Pointers lossing values when the function returns

[Mthales]

I'm sure this is just me being really silly - and if the keyword search was working I'd probably find the answer there - but it's not so I'm gonna ask:

I have a function that takes a couple of pointers typed to be instances of classes that I have defined. Inside this function I'm setting these pointers to be new objects of the relevnt types. However when the function returns control to it's calling function and I check the values of these pointers they are still at there inital Null values - not the ones set in the function.

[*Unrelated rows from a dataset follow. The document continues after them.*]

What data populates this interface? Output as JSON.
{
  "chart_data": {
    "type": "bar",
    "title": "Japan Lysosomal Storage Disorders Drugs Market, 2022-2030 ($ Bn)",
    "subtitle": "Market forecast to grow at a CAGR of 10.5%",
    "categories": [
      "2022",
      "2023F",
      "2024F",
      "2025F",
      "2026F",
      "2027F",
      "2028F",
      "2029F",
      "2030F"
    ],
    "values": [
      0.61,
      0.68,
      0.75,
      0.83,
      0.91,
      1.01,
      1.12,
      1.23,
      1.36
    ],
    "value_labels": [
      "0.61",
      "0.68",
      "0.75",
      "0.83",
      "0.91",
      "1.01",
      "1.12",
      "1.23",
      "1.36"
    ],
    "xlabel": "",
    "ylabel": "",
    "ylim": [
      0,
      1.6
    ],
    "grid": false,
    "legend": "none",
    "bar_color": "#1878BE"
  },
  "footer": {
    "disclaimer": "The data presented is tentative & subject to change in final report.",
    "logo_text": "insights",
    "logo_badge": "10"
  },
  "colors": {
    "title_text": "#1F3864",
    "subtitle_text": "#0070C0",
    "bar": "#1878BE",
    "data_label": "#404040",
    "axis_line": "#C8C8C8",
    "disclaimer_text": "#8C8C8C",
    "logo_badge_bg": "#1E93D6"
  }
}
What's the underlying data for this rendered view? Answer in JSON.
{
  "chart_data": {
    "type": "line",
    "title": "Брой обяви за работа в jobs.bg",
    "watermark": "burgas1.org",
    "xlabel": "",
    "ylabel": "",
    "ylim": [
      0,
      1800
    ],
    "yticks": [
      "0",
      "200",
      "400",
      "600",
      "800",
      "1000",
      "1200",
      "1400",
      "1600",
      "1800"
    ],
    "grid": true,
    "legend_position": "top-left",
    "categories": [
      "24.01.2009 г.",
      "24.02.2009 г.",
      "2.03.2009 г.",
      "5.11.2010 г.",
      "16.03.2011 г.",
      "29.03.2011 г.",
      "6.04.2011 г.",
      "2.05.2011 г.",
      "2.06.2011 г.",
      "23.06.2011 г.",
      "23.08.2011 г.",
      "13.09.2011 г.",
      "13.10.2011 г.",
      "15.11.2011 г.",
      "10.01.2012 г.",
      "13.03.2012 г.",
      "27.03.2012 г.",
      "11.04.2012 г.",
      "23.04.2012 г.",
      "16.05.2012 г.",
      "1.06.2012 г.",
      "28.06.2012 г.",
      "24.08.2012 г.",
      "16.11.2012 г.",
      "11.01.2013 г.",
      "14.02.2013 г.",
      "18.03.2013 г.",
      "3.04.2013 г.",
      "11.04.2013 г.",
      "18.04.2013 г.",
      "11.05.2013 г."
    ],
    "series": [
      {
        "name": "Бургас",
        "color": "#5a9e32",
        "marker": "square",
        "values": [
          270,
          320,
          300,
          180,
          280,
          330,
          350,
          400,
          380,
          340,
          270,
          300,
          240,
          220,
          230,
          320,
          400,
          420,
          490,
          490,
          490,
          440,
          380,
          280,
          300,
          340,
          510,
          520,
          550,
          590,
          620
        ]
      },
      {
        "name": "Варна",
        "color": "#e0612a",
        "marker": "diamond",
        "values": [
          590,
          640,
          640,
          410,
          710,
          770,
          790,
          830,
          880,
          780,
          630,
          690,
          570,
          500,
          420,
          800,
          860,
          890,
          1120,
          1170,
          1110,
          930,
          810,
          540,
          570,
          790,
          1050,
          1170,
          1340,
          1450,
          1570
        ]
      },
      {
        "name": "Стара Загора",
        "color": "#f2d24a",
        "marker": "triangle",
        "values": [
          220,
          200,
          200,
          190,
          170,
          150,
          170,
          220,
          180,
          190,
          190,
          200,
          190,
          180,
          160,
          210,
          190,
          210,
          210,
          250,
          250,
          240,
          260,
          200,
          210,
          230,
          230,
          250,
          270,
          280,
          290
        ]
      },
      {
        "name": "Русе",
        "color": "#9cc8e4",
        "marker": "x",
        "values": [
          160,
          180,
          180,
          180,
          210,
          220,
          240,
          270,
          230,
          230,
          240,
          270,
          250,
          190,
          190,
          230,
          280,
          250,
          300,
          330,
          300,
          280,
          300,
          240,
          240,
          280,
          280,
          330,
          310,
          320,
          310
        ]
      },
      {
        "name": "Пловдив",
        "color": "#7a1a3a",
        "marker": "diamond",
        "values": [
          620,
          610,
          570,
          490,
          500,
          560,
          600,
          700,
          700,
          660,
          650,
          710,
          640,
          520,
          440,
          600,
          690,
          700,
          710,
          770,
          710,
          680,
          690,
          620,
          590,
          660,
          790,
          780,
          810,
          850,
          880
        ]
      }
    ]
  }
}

Could someone please try and tell me where I'm going wrong
Thanks for your help

 

[Salem]

void foo ( char *p ) {
  p = new char[10];
}
int main ( ) {
  char *str;
  foo( str );   // This does not update str
}

There are several ways of fixing this

char *foo ( void ) {
  char *p = new char[10];
  return p;  // return result
}
void bar ( char **p ) {
  *p = new char[10];  // pointer to a pointer
}
void baz ( char * &p ) {
  p = new char[10];  // reference to a pointer
}

int main ( ) {
  char *str;
  str = foo();
  bar( &str );
  baz( str );
}

--

 

[mseth]

^^--- What Salem said, that should do you.

 

[Mthales]

Salem Thank you very much for the advice I think doing it with the reference to a pointer method has fixed it. I'm not sure I totally understand how but it works!

 

[chipperMDW]

When you pass a [tt]char*[/tt] argument to a function, the function gets a copy of that pointer. In Salem's foo function, the copy of the pointer is changed to point at a string. Then the function returns, the copy is destroyed (making its existence useless), and you're left with the original, which was untouched and still points to whatever it pointed to before.

Now, if you instead passed the address of that pointer (that is, a pointer to the pointer), then the function would get a copy of that address. It could then change the contents of that address, making the original pointer point elsewhere. The function would then return, and the copy of the address would be destroyed; however, it would have fulfilled its purpose because the function actually used its value to "find" and change your original pointer, which is still changed after the function returns.

The reference is just a simple way of accomplishing that exact same thing. It just has easier syntax because it takes care of the "get the address of the pointer" and "dereference the address" parts automatically.